A look of relief passed over the vicar’s face.

“And what is the subject of your paper, if curiosity be pardonable?” he asked.

“Oh, it is a chapter from the great opus on morals. I call it ‘The Problem of Suicide.’ A singularly fascinating subject to one who has paid any attention to it, I assure you. Does it happen to have fallen in your line of study?”

“I cannot say it has.”

“You would find some curious generalizations here, in that case,” said Mr. Haldane, pointing to the sheets of paper on his desk. “For instance, I suppose you would be hardly prepared to grant that suicide, which seems a barbarous and unenlightened act, is really an effect of civilization, or that an act which appears more than any other an evidence of individual spontaneity, is in fact the inevitable issue of universal and absolute social law.”

“I am certainly not prepared to concede that.”

“No; few persons unacquainted with the subject would be. Still, the facts remain. The suicide who imagines he is rebelling against all law and asserting his individual independence, is but illustrating the coercion of the physical and psychical dispensation. Why, you shall not even choose your own weapon of destruction, or select the spot in which you shall die. Law will fix those apparently trivial details for you. If your suicide is an Englishman, for example, he will prefer hanging to cutting and stabbing, cutting and stabbing to drowning, drowning to poison, and poison to firearms. With English women the order of preference is modified. A third of the women, and hardly a seventh of the men, seek death by drowning; while a seventh of the women poison themselves, but only a fifteenth of the men. The ratios hold good from year to year – relatively at least – for suicide is largely on the increase. You should look into the matter for yourself. It is a most attractive social problem.”

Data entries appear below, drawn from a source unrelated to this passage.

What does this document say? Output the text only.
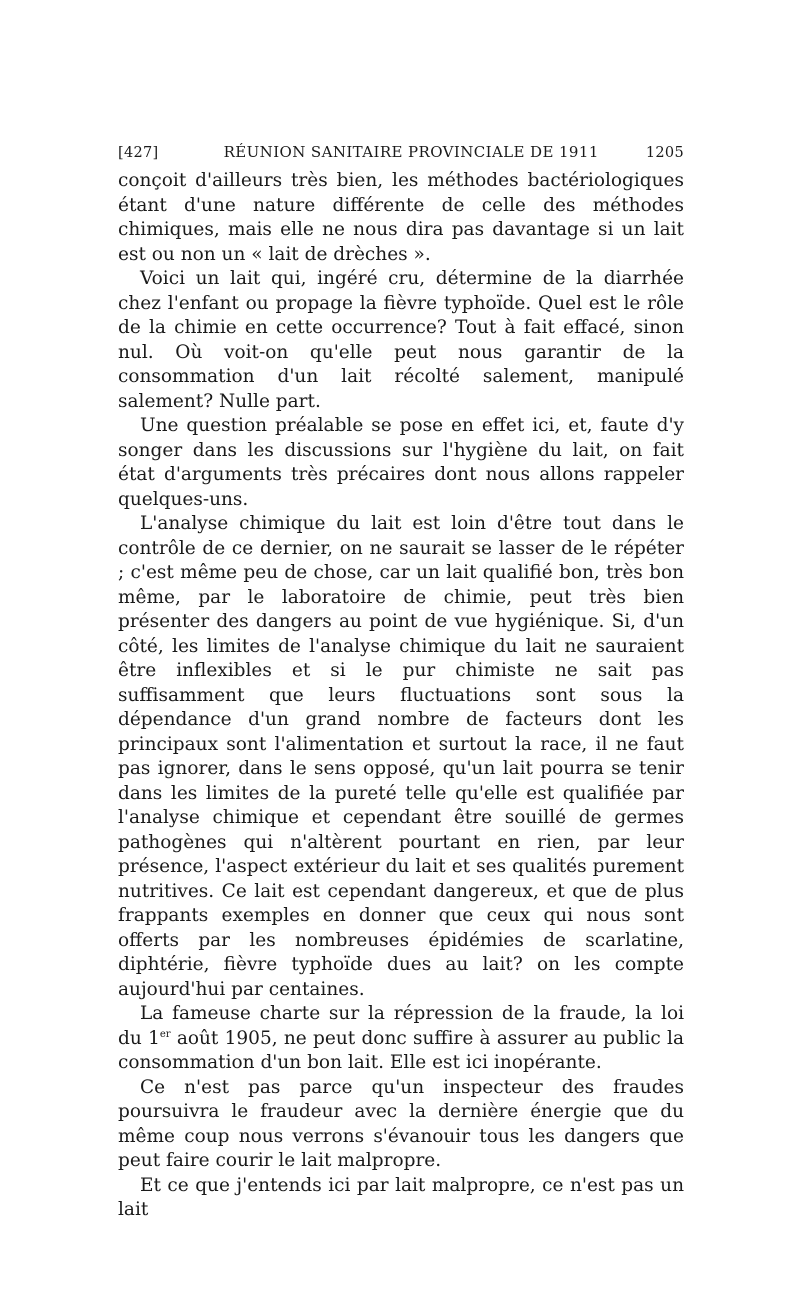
[427]	RÉUNION SANITAIRE PROVINCIALE DE 1911	1205

conçoit d'ailleurs très bien, les méthodes bactériologiques étant d'une nature différente de celle des méthodes chimiques, mais elle ne nous dira pas davantage si un lait est ou non un « lait de drèches ».

Voici un lait qui, ingéré cru, détermine de la diarrhée chez l'enfant ou propage la fièvre typhoïde. Quel est le rôle de la chimie en cette occurrence? Tout à fait effacé, sinon nul. Où voit-on qu'elle peut nous garantir de la consommation d'un lait récolté salement, manipulé salement? Nulle part.

Une question préalable se pose en effet ici, et, faute d'y songer dans les discussions sur l'hygiène du lait, on fait état d'arguments très précaires dont nous allons rappeler quelques-uns.

L'analyse chimique du lait est loin d'être tout dans le contrôle de ce dernier, on ne saurait se lasser de le répéter ; c'est même peu de chose, car un lait qualifié bon, très bon même, par le laboratoire de chimie, peut très bien présenter des dangers au point de vue hygiénique. Si, d'un côté, les limites de l'analyse chimique du lait ne sauraient être inflexibles et si le pur chimiste ne sait pas suffisamment que leurs fluctuations sont sous la dépendance d'un grand nombre de facteurs dont les principaux sont l'alimentation et surtout la race, il ne faut pas ignorer, dans le sens opposé, qu'un lait pourra se tenir dans les limites de la pureté telle qu'elle est qualifiée par l'analyse chimique et cependant être souillé de germes pathogènes qui n'altèrent pourtant en rien, par leur présence, l'aspect extérieur du lait et ses qualités purement nutritives. Ce lait est cependant dangereux, et que de plus frappants exemples en donner que ceux qui nous sont offerts par les nombreuses épidémies de scarlatine, diphtérie, fièvre typhoïde dues au lait? on les compte aujourd'hui par centaines.

La fameuse charte sur la répression de la fraude, la loi du 1er août 1905, ne peut donc suffire à assurer au public la consommation d'un bon lait. Elle est ici inopérante.

Ce n'est pas parce qu'un inspecteur des fraudes poursuivra le fraudeur avec la dernière énergie que du même coup nous verrons s'évanouir tous les dangers que peut faire courir le lait malpropre.

Et ce que j'entends ici par lait malpropre, ce n'est pas un lait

“Perhaps Mr. Santley would like to look at your paper?” suggested Mrs. Haldane.

“You shall be very welcome to see it when I return,” said the philosopher.

“Thank you very much. I have no doubt it will be extremely interesting. And when do you leave?”

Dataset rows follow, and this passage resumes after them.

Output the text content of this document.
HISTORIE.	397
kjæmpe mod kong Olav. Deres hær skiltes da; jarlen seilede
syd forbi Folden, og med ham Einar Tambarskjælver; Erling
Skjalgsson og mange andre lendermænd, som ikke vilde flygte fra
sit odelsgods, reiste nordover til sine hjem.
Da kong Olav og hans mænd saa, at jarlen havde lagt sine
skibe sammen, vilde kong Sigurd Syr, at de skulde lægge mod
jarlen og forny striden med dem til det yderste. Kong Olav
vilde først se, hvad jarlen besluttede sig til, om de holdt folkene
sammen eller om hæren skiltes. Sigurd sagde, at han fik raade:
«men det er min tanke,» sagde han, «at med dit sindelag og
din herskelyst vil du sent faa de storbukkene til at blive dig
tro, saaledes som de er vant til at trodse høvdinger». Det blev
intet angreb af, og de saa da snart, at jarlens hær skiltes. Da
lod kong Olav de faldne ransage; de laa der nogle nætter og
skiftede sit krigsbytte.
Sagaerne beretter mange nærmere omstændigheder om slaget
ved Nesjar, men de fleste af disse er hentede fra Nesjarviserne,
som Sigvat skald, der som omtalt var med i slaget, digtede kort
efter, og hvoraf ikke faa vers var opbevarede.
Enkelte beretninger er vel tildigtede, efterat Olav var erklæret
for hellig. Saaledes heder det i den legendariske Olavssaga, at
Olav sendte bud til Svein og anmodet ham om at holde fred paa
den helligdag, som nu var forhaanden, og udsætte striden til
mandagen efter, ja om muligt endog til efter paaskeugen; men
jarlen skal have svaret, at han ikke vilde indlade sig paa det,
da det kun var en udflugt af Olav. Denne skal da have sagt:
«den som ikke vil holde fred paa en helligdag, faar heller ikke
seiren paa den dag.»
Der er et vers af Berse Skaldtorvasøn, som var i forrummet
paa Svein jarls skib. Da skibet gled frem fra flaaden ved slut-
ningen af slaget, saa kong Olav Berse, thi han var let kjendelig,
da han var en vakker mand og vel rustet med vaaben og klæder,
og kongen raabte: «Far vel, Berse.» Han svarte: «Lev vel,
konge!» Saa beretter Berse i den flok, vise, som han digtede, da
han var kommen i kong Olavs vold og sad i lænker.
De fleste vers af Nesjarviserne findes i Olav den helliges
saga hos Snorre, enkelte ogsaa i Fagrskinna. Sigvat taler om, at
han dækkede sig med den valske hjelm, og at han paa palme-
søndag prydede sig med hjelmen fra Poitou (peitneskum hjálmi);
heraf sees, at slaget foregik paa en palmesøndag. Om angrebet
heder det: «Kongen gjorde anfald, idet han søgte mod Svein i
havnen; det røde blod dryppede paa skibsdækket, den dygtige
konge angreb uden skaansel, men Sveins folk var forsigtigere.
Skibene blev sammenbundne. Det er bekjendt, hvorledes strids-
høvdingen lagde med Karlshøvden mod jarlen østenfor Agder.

“The day after to-morrow. I shall spend a day or two in London, and possibly a week or a fortnight in Paris. Indeed, I have some notion of paying a flying visit to Berlin.”

That afternoon, as the vicar returned home, he paused by a pool in one of the fields that skirted the high-road, and flung his revolver into it.

“Can it be possible,” he asked himself, “that man has no volition, no independence of action; that his choice of life or death even is not a choice, but a predetermined issue of mechanical forces?” He watched the ripples die away on the water, and then resumed his way.

“Are we mere automata, accomplishing not our own wills, but the secret purpose of a subtle agency, of whose control we are unconscious?”

Gradually the problem which perplexed him gave place to another wave of thought. His step became firmer and more elastic, and his face brightened.

The thought which effected this change in his demeanour was Mr. Haldane’s departure. What might not happen in those few days of absence? Was not Mr. Haldane also accomplishing an unknown, destiny? Might not this journey be providential? Or say, rather an unanticipated road to the great end? Suppose Mr. Haldane should never return!

The possibilities involved in that reflection!

Then he thought of Mrs. Haldane. For a week, perhaps for a fortnight, she would be alone at the Manor. For a fortnight? Who could foretell – perhaps for ever!